Penyadur: M. Haris Syahputra
Editor: Nauval Pally T
Menjelang Hari Raya Idul Adha 2025, perbincangan mengenai praktik kurban kembali mencuat, bukan hanya di kalangan umat Islam, tetapi juga dalam ruang-ruang wacana global yang mengeklaim cukup peduli terhadap isu hak asasi hewan (animal rights) dan gaya hidup vegan.
Di tengah sorotan tajam terhadap praktik penyembelihan hewan kurban, muncul pertanyaan, bagaimana Islam memandang kurban dalam konteks modern yang sarat tuntutan etika lingkungan dan kepedulian terhadap hewan?
Dalam khazanah Islam, kurban bukan sekadar tradisi tahunan atau pemotongan hewan massal di hari raya dan tasyrik. Lebih dari itu, kurban adalah ibadah.
Dalam bahasa Indonesia, kurban dimaknai sebagai persembahan kepada Allah, umumnya berupa hewan ternak seperti kambing, sapi, atau unta.
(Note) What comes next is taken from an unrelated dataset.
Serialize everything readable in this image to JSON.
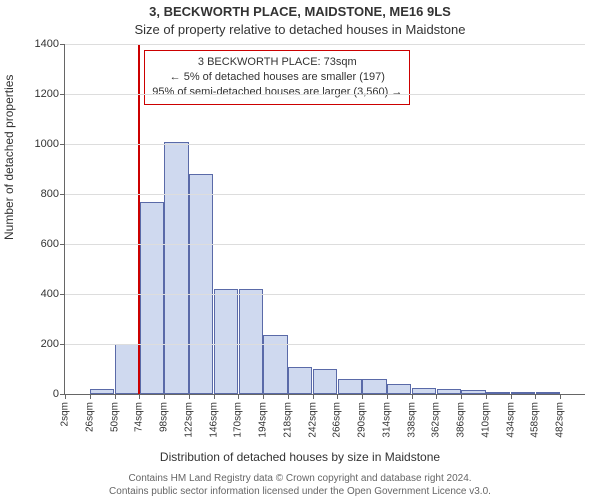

Dalam konteks fikih, istilah yang lebih sering digunakan adalah udhiyah, yaitu hewan yang disembelih sebagai ibadah untuk mendekatkan diri kepada Allah.
Penting untuk dicatat bahwa kurban tidak bisa dipersembahkan kepada selain Allah. Praktik semacam itu dikategorikan sebagai bentuk syirik besar yang berpotensi membatalkan keislaman seseorang. Kurban, dalam pengertian tauhid, adalah ibadah yang sakral dan sarat makna.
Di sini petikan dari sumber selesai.